• CARING FOR PEOPLE WHO NEED HELP

    Projections for Spain's population estimate that, by 2050, the number of elderly people will have reached 16,448,452, almost double the current figure (INE, 2014).

    The elderly will then account for 37.6% of the total population and the number of octogenarians will be approximately 7 million, representing 16% of the total population and 42.4% of the elderly population.

    According to Eurostat projections (European Commission, 2015), by 2060 Spain will have the third-largest share of octogenarians in the EU-28 after Portugal and Greece

    The progressive ageing of Spanish society makes it necessary to consider how we can ensure the elderly are duly cared for in the near future, especially those who invariably require care.

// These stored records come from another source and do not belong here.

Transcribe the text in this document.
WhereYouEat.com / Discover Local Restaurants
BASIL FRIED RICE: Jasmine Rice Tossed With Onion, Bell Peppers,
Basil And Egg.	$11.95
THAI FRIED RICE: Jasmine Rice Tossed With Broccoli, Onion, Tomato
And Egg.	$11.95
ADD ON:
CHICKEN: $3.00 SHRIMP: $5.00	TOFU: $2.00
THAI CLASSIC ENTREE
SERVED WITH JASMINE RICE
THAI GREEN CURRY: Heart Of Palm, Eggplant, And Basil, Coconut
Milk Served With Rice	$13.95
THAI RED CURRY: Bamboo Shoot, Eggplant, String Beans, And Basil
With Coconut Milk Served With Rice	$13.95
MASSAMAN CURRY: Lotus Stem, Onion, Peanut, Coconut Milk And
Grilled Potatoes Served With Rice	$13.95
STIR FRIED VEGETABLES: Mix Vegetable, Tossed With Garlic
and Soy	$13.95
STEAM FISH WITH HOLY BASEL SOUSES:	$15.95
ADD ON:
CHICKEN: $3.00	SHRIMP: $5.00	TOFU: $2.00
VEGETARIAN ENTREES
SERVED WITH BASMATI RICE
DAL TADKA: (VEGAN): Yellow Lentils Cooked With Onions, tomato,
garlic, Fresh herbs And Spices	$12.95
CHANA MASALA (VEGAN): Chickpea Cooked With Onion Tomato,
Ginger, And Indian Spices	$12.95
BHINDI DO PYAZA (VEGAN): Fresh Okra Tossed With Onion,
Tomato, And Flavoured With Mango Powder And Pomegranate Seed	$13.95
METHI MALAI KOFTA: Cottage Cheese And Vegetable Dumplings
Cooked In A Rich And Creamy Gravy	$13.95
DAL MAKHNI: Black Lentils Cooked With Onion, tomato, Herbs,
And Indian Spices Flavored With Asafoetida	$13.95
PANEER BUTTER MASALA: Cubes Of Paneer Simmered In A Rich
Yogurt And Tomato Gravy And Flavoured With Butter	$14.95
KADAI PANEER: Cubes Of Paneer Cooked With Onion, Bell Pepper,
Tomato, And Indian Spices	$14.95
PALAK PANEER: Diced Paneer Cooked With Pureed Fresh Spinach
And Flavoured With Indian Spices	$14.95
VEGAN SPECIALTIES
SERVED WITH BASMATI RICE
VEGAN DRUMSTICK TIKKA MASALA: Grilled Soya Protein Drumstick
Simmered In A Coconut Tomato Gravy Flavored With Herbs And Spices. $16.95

    The changes occurring in today's society reveal a social scenario in which the family is unlikely to be able to continue providing all the support required for the elderly, leading us to rethink how this duty of care can be passed on while respecting both the will of the carer and also that of the person being cared for.

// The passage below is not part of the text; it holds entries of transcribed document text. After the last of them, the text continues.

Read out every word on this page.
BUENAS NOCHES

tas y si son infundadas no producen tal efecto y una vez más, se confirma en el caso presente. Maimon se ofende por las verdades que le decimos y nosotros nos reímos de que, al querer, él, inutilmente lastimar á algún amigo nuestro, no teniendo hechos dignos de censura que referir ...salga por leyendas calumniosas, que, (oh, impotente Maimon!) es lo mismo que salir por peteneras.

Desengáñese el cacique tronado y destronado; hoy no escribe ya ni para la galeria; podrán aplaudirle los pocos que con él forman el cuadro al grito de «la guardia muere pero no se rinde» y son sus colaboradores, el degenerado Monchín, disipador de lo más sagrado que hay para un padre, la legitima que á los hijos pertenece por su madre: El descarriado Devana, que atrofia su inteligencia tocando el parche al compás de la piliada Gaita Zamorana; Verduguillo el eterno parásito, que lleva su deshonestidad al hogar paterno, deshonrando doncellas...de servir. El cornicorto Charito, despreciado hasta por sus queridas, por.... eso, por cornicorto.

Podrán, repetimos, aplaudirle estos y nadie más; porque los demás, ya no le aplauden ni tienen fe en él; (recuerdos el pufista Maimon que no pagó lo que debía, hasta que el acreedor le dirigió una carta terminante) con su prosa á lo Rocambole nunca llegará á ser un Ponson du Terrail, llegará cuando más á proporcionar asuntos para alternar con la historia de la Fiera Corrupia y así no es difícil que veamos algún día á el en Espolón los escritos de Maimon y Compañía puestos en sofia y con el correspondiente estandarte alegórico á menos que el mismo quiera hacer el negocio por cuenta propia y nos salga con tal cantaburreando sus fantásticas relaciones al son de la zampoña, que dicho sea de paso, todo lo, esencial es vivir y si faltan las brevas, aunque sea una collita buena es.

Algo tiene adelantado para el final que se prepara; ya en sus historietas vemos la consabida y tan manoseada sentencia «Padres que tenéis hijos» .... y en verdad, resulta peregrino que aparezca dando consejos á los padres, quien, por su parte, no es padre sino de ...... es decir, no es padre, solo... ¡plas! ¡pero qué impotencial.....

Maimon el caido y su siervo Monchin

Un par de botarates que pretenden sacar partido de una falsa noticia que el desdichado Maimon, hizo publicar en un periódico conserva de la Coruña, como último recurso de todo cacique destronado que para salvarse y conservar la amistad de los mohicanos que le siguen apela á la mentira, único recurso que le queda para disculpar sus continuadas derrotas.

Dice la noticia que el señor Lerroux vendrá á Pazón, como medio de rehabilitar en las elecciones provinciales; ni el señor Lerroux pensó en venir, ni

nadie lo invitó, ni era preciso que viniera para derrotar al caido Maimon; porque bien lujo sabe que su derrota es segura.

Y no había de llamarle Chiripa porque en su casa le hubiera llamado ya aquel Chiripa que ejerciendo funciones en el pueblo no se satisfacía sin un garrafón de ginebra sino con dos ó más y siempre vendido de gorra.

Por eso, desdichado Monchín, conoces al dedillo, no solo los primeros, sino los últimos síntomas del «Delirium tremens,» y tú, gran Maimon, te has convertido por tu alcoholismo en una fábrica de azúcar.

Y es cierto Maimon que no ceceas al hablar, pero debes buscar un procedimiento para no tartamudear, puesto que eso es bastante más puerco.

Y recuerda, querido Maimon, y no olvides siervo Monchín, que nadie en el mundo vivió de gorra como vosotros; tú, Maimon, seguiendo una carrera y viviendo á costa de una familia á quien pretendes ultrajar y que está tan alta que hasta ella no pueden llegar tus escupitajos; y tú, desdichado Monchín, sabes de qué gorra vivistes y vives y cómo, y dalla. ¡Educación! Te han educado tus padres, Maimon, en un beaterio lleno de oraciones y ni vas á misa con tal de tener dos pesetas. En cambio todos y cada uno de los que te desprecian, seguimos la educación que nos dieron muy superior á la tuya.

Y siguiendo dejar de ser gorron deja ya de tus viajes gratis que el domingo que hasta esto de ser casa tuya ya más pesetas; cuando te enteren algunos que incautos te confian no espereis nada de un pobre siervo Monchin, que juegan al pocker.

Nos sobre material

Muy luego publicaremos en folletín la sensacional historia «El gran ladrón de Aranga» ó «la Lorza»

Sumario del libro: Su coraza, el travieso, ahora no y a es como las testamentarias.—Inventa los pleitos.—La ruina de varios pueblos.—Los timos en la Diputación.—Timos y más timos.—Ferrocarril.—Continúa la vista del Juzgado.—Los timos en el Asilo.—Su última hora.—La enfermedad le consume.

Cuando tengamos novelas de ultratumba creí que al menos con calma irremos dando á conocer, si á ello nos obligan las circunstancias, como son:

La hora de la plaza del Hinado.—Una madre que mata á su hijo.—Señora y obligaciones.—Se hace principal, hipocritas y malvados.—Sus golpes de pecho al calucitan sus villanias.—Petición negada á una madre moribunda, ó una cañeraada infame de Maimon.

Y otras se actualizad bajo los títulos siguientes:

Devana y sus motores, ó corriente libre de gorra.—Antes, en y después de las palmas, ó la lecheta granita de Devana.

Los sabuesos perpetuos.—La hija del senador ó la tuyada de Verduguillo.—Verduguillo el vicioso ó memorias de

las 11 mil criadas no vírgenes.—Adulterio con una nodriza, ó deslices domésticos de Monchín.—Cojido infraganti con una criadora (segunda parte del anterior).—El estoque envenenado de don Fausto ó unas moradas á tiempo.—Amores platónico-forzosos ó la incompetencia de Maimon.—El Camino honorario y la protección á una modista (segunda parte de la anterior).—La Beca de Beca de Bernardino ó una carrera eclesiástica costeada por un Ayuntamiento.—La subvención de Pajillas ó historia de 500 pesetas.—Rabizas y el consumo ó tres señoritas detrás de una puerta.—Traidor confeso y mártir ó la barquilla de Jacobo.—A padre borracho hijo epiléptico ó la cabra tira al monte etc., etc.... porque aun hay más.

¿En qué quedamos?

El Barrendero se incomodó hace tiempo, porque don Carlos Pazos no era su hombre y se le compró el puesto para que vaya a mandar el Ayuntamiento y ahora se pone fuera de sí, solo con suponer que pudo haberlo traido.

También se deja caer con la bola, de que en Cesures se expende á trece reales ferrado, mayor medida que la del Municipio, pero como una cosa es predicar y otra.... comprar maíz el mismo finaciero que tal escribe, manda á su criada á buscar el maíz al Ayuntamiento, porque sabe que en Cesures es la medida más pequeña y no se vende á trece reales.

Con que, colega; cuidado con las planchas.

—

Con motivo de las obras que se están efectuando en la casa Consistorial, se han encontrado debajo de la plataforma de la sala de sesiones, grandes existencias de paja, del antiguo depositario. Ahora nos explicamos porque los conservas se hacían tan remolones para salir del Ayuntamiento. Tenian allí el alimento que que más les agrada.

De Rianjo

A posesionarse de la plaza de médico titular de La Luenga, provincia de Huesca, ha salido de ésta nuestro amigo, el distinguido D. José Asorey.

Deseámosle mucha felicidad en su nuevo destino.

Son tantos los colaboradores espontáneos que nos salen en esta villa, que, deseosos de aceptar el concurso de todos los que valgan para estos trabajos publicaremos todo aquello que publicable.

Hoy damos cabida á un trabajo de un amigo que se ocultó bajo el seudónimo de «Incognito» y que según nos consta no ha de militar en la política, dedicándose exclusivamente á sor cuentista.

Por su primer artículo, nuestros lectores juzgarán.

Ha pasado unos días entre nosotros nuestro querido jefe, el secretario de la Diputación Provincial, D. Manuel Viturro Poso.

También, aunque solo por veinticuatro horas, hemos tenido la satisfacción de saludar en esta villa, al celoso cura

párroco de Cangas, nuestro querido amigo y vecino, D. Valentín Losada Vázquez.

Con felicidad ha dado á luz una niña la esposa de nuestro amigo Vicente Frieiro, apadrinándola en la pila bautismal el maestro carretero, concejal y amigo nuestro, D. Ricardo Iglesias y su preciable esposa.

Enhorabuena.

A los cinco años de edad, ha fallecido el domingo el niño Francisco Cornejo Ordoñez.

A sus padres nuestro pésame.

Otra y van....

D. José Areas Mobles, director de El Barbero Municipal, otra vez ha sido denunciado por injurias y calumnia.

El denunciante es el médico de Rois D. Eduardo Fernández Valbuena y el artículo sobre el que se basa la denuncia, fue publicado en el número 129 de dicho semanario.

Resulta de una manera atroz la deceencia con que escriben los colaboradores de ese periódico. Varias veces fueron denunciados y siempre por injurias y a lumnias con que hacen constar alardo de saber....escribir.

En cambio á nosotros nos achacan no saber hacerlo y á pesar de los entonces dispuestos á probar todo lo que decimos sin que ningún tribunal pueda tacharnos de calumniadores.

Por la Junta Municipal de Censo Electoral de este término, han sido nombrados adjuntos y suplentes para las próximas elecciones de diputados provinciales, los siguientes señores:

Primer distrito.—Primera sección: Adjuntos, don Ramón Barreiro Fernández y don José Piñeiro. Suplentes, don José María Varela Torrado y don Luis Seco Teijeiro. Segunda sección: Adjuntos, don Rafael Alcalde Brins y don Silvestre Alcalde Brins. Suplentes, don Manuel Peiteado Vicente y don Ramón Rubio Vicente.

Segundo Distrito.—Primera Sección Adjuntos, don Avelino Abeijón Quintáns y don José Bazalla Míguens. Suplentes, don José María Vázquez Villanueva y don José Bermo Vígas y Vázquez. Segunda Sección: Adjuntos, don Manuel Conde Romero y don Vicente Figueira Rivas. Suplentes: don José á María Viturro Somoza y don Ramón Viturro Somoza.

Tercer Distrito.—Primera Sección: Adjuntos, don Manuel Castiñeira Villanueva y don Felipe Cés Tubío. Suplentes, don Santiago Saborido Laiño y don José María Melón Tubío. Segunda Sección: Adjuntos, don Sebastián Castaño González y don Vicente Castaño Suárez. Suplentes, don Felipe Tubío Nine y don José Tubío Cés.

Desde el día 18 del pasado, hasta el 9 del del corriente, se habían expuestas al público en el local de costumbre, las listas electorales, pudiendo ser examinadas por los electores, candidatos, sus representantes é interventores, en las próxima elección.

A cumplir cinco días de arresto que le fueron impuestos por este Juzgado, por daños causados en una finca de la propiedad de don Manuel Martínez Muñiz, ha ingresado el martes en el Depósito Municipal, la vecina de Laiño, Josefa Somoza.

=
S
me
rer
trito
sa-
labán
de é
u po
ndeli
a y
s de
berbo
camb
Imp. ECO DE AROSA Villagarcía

    The care of people is an issue which, although extremely important, is not as visible as it should be in today's society. According to the latest data from the National Health Survey in Spain (2011- 2012), 45.5% of those aged over 65 have some kind of functional dependence related to personal care, domestic tasks and/or mobility. This figure increases to 85.0% in the case of those aged over 85.

  • WHAT WE DO

    Produce a Charter for Ageing and Care that promotes and reinforces their social value, through a process of reflection and debate regarding the dimensions of care and its consequences based on the opinion of different social agents with experience of this situation.
    With an approach that includes the following aspects:

    • Knowledge and information on perceptions, desires and fears concerning the need to give or receive care.

    • Respect towards the elderly who need help, as far as possible preserving their ability to decide and respecting their decisions.

    • Striking a balance between providing and receiving care, raising awareness of the needs of carers and of the people being cared for to reach agreement regarding the expectations of this care.

    • Identify innovative actions in the area of prevention.

  • HOW WE DO IT

    This reflection process includes different methodological techniques, both qualitative and quantitative, to gather and analyse information:

    • Qualitative study: Care in dependent relations.

    • Review of the literature on ageing and care.

    • In-depth interviews with experts and professionals.

    • Survey on preferences and expectations related to care.

    • Workshops with professionals involved in attending and caring for the elderly.